Assim, não se trata simplesmente de constatar ser a política um ambiente de liderança e que quem teria o dom ou caraterísticas de líderes não mereceria proteção jurídica. Será que a inserção ou ascensão de mulheres na política obedece, de fato, a critérios meritocráticos? O argumento que visa extinguir as cotas sustenta-se nele. Mas ele oculta problemas mais complexos.

Pesquisa realizada pela FGV sobre liderança feminina constata que não. Para chegar a essa conclusão foram mapeadas várias políticas e práticas e analisadas algumas questões: 1) vieses comportamentais; 2) estereótipos; 3) segmentação e generificação e 4) estratificação de trabalhos.

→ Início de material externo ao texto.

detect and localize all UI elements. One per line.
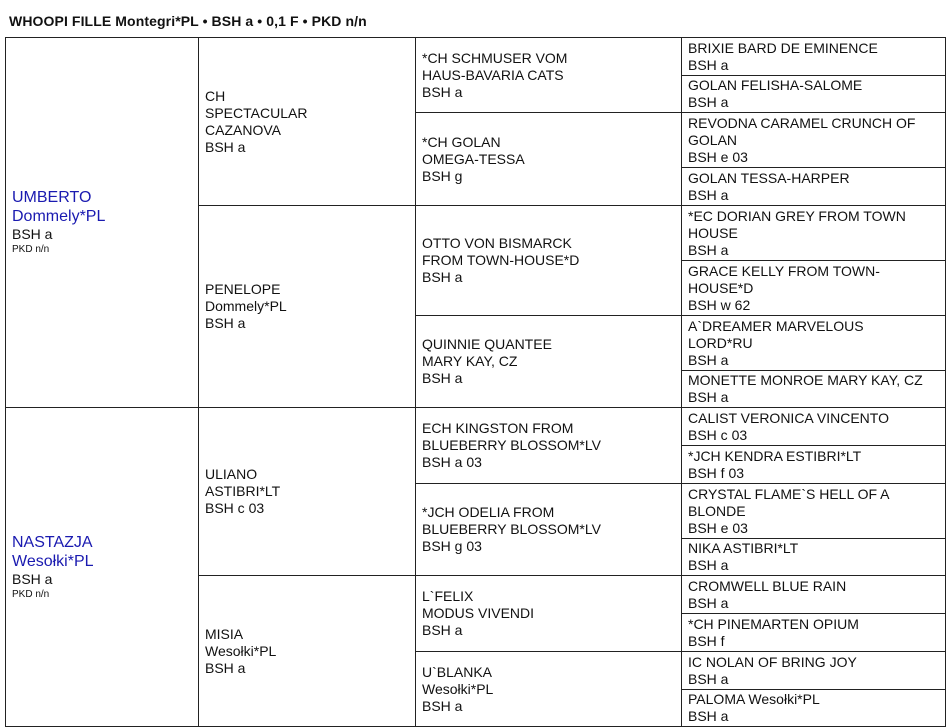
dds-ems: BSH a: [422, 622, 463, 638]
dsd-ems: BSH g 03: [422, 538, 482, 554]
sds-name-line-2: FROM TOWN-HOUSE*D: [422, 252, 580, 268]
dsdd-cell: [682, 539, 946, 576]
sddd-name: MONETTE MONROE MARY KAY, CZ: [688, 372, 923, 388]
sdds-name-line-1: A`DREAMER MARVELOUS: [688, 317, 864, 334]
dsdd-ems: BSH a: [688, 557, 729, 573]
dsds-ems: BSH e 03: [688, 519, 748, 536]
sdss-cell: [682, 206, 946, 261]
ss-name-line-2: SPECTACULAR: [205, 104, 308, 121]
sddd-ems: BSH a: [688, 389, 729, 405]
ddds-cell: [682, 652, 946, 690]
sds-cell: [416, 206, 682, 316]
ddd-cell: [416, 652, 682, 727]
dddd-cell: [682, 690, 946, 727]
sd-name-line-2: Dommely*PL: [205, 298, 287, 314]
ddsd-ems: BSH f: [688, 632, 725, 649]
sss-name-line-1: *CH SCHMUSER VOM: [422, 49, 568, 66]
dsds-cell: [682, 484, 946, 539]
dd-name-line-1: MISIA: [205, 625, 244, 642]
sire-note: PKD n/n: [12, 244, 50, 255]
dssd-cell: [682, 446, 946, 484]
sire-name-line-2: Dommely*PL: [12, 208, 106, 225]
pedigree-table: [5, 37, 946, 727]
ssss-ems: BSH a: [688, 56, 729, 73]
ss-name-line-3: CAZANOVA: [205, 121, 281, 138]
sd-cell: [199, 206, 416, 408]
ds-name-line-2: ASTIBRI*LT: [205, 483, 281, 499]
sds-ems: BSH a: [422, 269, 463, 285]
sdsd-name-line-1: GRACE KELLY FROM TOWN-: [688, 262, 880, 279]
ssdd-name: GOLAN TESSA-HARPER: [688, 169, 850, 186]
sd-ems: BSH a: [205, 315, 246, 331]
dam-note: PKD n/n: [12, 588, 50, 600]
dd-ems: BSH a: [205, 659, 246, 676]
ssds-name-line-1: REVODNA CARAMEL CRUNCH OF: [688, 114, 916, 131]
sire-cell: [6, 38, 199, 408]
sssd-cell: [682, 76, 946, 113]
sssd-ems: BSH a: [688, 94, 729, 110]
sdd-cell: [416, 316, 682, 408]
sdds-name-line-2: LORD*RU: [688, 334, 753, 351]
ddd-ems: BSH a: [422, 697, 463, 714]
dssd-name: *JCH KENDRA ESTIBRI*LT: [688, 447, 862, 464]
dsds-name-line-2: BLONDE: [688, 502, 746, 519]
sdd-name-line-1: QUINNIE QUANTEE: [422, 336, 552, 352]
ssss-cell: [682, 38, 946, 76]
dss-name-line-2: BLUEBERRY BLOSSOM*LV: [422, 437, 601, 453]
sdss-name-line-1: *EC DORIAN GREY FROM TOWN: [688, 207, 906, 224]
dsss-name: CALIST VERONICA VINCENTO: [688, 409, 889, 426]
ddd-name-line-2: Wesołki*PL: [422, 680, 494, 697]
dss-name-line-1: ECH KINGSTON FROM: [422, 420, 574, 436]
sddd-cell: [682, 371, 946, 408]
dsss-ems: BSH c 03: [688, 426, 748, 443]
dds-name-line-1: L`FELIX: [422, 588, 474, 604]
dsdd-name: NIKA ASTIBRI*LT: [688, 540, 799, 556]
sss-name-line-2: HAUS-BAVARIA CATS: [422, 66, 564, 83]
sdds-ems: BSH a: [688, 351, 729, 368]
ssd-cell: [416, 113, 682, 206]
sdd-name-line-2: MARY KAY, CZ: [422, 353, 518, 369]
ddsd-name: *CH PINEMARTEN OPIUM: [688, 615, 859, 632]
ssds-cell: [682, 113, 946, 168]
dd-name-line-2: Wesołki*PL: [205, 642, 277, 659]
sss-ems: BSH a: [422, 83, 463, 100]
ssdd-cell: [682, 168, 946, 206]
ddss-cell: [682, 576, 946, 614]
sdd-ems: BSH a: [422, 370, 463, 386]
dss-ems: BSH a 03: [422, 454, 482, 470]
sssd-name: GOLAN FELISHA-SALOME: [688, 77, 863, 93]
ds-name-line-1: ULIANO: [205, 466, 258, 482]
ddsd-cell: [682, 614, 946, 652]
ssds-name-line-2: GOLAN: [688, 131, 738, 148]
dss-cell: [416, 408, 682, 484]
ds-cell: [199, 408, 416, 576]
dds-cell: [416, 576, 682, 652]
ss-cell: [199, 38, 416, 206]
dam-ems: BSH a: [12, 570, 53, 587]
sire-ems: BSH a: [12, 226, 53, 242]
sdsd-cell: [682, 261, 946, 316]
dsd-name-line-2: BLUEBERRY BLOSSOM*LV: [422, 521, 601, 537]
sd-name-line-1: PENELOPE: [205, 281, 281, 297]
ddd-name-line-1: U`BLANKA: [422, 663, 493, 680]
sds-name-line-1: OTTO VON BISMARCK: [422, 235, 572, 251]
dds-name-line-2: MODUS VIVENDI: [422, 605, 535, 621]
sire-name-line-1: UMBERTO: [12, 189, 92, 206]
dddd-ems: BSH a: [688, 708, 729, 724]
ssss-name: BRIXIE BARD DE EMINENCE: [688, 39, 878, 56]
ddss-name: CROMWELL BLUE RAIN: [688, 577, 847, 594]
sss-cell: [416, 38, 682, 113]
dsds-name-line-1: CRYSTAL FLAME`S HELL OF A: [688, 485, 890, 502]
dam-name-line-2: Wesołki*PL: [12, 552, 94, 570]
sdds-cell: [682, 316, 946, 371]
dddd-name: PALOMA Wesołki*PL: [688, 691, 820, 707]
dam-cell: [6, 408, 199, 727]
dsd-name-line-1: *JCH ODELIA FROM: [422, 504, 555, 520]
ds-ems: BSH c 03: [205, 500, 265, 516]
sdss-ems: BSH a: [688, 241, 729, 258]
dsss-cell: [682, 408, 946, 446]
ddds-name: IC NOLAN OF BRING JOY: [688, 653, 857, 670]
ssdd-ems: BSH a: [688, 186, 729, 203]
pedigree-title: WHOOPI FILLE Montegri*PL • BSH a • 0,1 F • PKD n/n: [9, 13, 367, 29]
ssds-ems: BSH e 03: [688, 148, 748, 165]
ssd-name-line-1: *CH GOLAN: [422, 133, 501, 150]
dsd-cell: [416, 484, 682, 576]
sdss-name-line-2: HOUSE: [688, 224, 738, 241]
ssd-ems: BSH g: [422, 167, 463, 184]
ssd-name-line-2: OMEGA-TESSA: [422, 150, 525, 167]
sdsd-ems: BSH w 62: [688, 296, 751, 313]
dd-cell: [199, 576, 416, 727]
dssd-ems: BSH f 03: [688, 464, 745, 481]
ddss-ems: BSH a: [688, 594, 729, 611]
ss-name-line-1: CH: [205, 87, 226, 104]
sdsd-name-line-2: HOUSE*D: [688, 279, 754, 296]
ddds-ems: BSH a: [688, 670, 729, 687]
dam-name-line-1: NASTAZJA: [12, 533, 93, 551]
ss-ems: BSH a: [205, 138, 246, 155]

Uma das realidades constatadas também foi a seguinte: “o ambiente profissional corporativo brasileiro, em geral, está pautado em processos e formatos criados e estabelecidos quando às mulheres era conferido apenas o espaço doméstico.”6

Essa constatação nos leva a reflexões no cenário político. Será que a liderança da mulher na política também depende apenas do seu esforço ou fatores outros minam sua inserção em cargos de poder, sobretudo, na política formal?

O próprio conceito de liderança está atrelado à visão do homem, do grande líder, conforme revisão bibliográfica que usamos como suporte para o desenvolvimento do presente texto7.